RIYADH: Saudi Arabia’s mining sector has shown sustained growth, with the number of mining licenses increasing from 1,985 in 2016 to 2,401 by the end of 2024, representing cumulative growth of 21 percent, according to the 2024 mineral wealth statistics from the General Authority for Statistics.

The data highlights a steady upward trend in recent years. Licenses rose to 2,100 in 2021, marking a 6 percent increase from the previous year. 

The upward trajectory continued with 2,272 licenses in 2022, 2,365 in 2023, and 2,401 in 2024, reflecting expanding exploration and investment activity across the Kingdom’s mining sector. Building material quarries accounted for the largest share of mining permits, climbing from 1,267 licenses in 2021 to 1,481 by 2024. 

Exploration licenses also recorded consistent growth, supporting the Kingdom’s broader push to develop its mineral resources. 

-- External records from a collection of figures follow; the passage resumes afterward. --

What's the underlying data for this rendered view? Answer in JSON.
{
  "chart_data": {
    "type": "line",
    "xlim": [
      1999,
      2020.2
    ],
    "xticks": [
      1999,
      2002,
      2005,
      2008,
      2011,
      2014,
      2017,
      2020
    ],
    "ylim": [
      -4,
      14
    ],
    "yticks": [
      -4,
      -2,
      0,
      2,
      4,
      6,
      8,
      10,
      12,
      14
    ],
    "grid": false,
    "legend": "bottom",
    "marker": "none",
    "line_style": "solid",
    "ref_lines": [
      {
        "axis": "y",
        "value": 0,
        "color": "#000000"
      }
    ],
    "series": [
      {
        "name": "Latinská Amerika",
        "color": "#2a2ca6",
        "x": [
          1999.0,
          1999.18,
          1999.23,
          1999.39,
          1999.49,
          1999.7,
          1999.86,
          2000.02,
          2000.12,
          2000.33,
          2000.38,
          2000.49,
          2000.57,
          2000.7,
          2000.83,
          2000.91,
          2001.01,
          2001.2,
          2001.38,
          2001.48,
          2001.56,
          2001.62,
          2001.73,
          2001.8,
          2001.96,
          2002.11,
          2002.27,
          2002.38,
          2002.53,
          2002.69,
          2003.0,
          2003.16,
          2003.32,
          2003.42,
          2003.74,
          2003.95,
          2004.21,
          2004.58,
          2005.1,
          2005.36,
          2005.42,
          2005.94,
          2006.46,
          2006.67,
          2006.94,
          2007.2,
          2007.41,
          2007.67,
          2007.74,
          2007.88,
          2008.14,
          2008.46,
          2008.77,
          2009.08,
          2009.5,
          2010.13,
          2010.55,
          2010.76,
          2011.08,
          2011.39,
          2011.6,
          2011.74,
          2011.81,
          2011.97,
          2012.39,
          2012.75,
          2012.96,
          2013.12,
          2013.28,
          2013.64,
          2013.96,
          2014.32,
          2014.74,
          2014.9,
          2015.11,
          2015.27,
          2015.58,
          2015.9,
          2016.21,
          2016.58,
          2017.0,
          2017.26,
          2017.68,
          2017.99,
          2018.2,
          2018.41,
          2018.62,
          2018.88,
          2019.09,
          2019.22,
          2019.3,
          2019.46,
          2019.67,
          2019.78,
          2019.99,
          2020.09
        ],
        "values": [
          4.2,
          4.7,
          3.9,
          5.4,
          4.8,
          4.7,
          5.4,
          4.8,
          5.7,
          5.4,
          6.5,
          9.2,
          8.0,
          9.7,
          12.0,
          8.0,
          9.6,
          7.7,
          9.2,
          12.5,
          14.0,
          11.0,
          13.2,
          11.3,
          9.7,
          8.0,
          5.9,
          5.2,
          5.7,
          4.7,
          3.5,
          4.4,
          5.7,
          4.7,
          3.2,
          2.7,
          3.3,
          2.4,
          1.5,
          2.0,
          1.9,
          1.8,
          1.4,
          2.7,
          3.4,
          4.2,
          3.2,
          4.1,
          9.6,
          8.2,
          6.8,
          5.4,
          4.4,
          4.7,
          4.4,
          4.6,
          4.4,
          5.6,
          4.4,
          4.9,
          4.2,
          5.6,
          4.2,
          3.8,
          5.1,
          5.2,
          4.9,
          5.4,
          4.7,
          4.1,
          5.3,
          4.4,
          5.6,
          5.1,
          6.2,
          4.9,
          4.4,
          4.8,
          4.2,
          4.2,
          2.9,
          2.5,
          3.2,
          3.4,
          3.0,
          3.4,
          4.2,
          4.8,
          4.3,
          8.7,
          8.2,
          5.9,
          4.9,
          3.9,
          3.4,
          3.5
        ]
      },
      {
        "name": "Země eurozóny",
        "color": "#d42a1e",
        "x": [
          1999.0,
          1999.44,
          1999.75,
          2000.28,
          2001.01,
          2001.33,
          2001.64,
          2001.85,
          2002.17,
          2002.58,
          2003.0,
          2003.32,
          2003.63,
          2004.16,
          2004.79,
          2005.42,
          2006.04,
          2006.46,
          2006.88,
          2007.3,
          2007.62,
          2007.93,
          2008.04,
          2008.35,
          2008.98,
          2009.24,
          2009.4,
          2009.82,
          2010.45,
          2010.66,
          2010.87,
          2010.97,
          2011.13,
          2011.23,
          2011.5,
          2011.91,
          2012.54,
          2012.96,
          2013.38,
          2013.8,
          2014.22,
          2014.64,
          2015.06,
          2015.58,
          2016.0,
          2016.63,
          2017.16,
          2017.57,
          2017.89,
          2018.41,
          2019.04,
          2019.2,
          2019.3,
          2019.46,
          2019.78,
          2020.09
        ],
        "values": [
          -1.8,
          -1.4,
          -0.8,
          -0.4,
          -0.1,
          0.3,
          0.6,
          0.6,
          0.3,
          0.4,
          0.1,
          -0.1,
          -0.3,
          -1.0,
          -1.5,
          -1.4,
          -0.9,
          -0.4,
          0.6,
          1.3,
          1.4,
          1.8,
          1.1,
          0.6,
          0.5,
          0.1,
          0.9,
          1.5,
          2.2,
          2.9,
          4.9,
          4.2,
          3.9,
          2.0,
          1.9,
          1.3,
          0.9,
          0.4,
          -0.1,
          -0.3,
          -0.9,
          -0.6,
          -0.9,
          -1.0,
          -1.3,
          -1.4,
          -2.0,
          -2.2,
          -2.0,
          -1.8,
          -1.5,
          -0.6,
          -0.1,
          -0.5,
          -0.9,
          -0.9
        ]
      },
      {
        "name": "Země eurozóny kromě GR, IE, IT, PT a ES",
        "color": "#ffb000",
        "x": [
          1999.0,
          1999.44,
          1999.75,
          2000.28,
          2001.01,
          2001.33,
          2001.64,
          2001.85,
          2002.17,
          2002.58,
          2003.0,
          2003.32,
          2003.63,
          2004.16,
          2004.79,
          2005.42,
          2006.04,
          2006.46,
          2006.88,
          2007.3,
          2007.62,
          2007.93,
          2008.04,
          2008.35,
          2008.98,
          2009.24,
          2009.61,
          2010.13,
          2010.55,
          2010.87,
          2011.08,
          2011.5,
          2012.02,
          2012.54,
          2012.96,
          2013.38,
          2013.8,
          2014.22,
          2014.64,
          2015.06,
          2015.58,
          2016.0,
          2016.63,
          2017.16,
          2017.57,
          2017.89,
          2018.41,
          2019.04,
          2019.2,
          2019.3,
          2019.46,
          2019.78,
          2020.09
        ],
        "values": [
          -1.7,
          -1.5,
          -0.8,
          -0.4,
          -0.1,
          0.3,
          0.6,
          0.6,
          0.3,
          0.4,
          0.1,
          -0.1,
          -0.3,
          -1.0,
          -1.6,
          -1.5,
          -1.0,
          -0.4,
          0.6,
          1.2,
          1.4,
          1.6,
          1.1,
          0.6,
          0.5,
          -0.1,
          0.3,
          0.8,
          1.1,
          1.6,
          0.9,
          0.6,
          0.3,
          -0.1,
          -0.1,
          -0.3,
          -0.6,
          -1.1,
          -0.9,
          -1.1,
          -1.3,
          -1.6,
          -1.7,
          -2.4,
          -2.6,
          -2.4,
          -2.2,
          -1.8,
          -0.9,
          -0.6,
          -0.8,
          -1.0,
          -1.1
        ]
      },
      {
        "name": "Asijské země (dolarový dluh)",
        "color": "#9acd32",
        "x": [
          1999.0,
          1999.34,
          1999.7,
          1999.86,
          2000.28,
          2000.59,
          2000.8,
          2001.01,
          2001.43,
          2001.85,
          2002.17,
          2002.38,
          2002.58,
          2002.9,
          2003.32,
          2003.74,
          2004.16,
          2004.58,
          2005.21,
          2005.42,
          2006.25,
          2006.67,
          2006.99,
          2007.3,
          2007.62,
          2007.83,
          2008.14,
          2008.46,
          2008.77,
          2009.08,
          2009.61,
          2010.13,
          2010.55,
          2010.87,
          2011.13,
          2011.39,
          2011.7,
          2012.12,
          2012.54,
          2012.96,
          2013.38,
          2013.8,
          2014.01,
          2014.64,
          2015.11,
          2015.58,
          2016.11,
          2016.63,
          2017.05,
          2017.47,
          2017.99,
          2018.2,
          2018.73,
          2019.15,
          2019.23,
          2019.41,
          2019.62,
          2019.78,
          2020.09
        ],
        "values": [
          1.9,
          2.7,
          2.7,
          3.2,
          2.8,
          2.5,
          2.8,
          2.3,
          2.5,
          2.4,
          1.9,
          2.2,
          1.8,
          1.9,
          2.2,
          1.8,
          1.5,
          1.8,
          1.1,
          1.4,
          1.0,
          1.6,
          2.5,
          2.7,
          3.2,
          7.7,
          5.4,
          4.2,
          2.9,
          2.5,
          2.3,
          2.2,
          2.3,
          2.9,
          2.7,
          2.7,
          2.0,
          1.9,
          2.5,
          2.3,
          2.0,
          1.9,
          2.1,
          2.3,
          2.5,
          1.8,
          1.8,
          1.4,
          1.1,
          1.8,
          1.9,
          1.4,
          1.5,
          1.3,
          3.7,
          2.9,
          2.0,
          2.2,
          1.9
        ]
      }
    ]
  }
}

Other categories of mining activity saw significant expansion, including 2,554 exploration licenses, 744 exploitation licenses, 151 reconnaissance licenses, and 83 surplus mineral ore licenses issued during the same period.

The growth in the Kingdom’s mining sector licenses aligns closely with Saudi Arabia’s Vision 2030 objectives, launched in 2016, which aim to diversify national income sources and strengthen non-oil sectors.